In questa sfida che sto affrontando non posso certo infortunarmi, sfinirmi o mollare per demotivazione. Lavorando con gli sportivi professionisti da tanti anni, ho avuto modo di "portare a casa" tanta esperienza che si sta rivelando utile sul mio modo di allenarmi.
Punto primo: non infortunarsi vuol dire avere sotto controllo i carichi di lavoro e le intensità delle singole sedute di allenamento. Conoscere gli effetti dei vari mezzi di allenamento, da quelli generici a quelli specifici. Principi come progressione di carico e qualità del movimento sono per me pane quotidiano e l’obiettivo oggi è diventato applicare queste concetti con successo su me stesso.
Punto secondo: io non sono un atleta professionista, ma solo un “tapascione”, cioè uno sportivo ricreativo che sa impegnarsi per raggiungere un risultato valutandone la difficoltà e gestendo se stesso all’interno di una complessa e dinamica di vita, fatta di mille sfaccettature e mille impegni diversi dal quadro generale di un allenamento strenuo programmato.
Conoscendo i miei limiti e, con consapevole coraggio, li vado a cercare. Per questo non mi sono preparato una tabella preventiva di allenamento, ma mi sono solo preoccupato di redigere uno schema consultivo, cioè limitato solo a descrivere il tipo di allenamento che ho svolto, tanto per averne traccia e divertirmi a raccontarlo. Il mio metodico allenamento assomiglia così un più disegno a mano libera e questa mia idea, dall’alto (o dal basso) dei miei 45 anni, mi piace un sacco. E allora come decido l’allenamento da fare? In base alle mie conoscenze e all’esperienza, ho uno schema mentale che riguarda la Performance di Endurance.

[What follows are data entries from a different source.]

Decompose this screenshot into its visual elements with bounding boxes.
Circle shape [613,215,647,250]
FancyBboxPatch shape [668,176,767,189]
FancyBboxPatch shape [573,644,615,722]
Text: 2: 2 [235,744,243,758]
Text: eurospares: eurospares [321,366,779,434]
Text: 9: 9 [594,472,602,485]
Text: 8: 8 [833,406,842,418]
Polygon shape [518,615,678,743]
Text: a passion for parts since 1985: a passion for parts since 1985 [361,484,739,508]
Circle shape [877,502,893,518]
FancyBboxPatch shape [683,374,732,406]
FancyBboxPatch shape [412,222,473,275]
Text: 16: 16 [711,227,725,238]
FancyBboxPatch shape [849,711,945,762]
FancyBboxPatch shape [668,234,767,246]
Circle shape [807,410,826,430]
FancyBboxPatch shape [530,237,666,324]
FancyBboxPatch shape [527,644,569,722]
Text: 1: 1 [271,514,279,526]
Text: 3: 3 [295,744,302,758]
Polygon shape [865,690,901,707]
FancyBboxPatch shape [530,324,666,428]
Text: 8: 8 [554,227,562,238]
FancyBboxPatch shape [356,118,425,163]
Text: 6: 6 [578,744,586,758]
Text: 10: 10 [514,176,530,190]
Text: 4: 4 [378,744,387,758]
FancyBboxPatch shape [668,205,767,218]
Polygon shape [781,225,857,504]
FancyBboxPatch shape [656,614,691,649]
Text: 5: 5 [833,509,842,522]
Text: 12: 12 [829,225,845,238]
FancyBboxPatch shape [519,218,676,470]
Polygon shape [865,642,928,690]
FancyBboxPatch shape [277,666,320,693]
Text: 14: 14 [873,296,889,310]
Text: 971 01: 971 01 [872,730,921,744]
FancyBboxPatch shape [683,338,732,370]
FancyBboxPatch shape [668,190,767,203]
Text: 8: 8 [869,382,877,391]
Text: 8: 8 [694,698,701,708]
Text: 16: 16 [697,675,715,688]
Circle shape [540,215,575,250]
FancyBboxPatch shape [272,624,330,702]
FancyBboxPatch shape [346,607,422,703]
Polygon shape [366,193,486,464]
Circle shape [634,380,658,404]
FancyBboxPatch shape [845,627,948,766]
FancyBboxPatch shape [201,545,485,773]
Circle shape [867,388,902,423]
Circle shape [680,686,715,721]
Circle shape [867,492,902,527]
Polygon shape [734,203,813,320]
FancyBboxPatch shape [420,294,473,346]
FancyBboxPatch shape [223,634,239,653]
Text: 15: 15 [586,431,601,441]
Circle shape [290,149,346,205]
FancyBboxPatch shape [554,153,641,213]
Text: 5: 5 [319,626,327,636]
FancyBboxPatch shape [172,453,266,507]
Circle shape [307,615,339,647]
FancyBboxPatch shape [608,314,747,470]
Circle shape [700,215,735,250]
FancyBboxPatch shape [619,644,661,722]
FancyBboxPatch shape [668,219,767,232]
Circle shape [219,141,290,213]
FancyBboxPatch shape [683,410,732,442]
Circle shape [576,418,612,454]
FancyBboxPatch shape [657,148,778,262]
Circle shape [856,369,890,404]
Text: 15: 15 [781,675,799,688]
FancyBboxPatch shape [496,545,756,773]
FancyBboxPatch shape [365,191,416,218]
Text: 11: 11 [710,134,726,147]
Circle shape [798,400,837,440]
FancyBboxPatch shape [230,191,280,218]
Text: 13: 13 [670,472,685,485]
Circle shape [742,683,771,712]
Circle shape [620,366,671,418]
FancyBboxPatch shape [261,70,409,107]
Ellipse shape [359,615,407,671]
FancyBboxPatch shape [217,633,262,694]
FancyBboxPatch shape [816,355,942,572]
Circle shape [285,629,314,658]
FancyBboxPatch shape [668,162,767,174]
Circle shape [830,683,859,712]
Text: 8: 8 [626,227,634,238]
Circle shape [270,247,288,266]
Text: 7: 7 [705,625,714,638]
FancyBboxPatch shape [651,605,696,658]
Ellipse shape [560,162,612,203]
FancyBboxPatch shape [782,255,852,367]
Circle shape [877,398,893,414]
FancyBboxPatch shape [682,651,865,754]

L’obiettivo è sempre chiaro: andare più veloce possibile per più tempo possibile. E poi so che devo percorrere i 70 km del percorso della Marcialonga nel minor tempo possibile. Con grande nostra fortuna, oggi, la scienza ci aiuta dicendoci che gli allenamenti ad altissima intensità per brevissimi lassi di tempo ripetuti per un tot di volte alzano la potenza del motore. In aggiunta, ci dice anche che le capacità di endurance migliorano con allenamenti di forza. Allenarsi con i pesi e carichi pesanti aiuta gli atleti di fondo prolungato.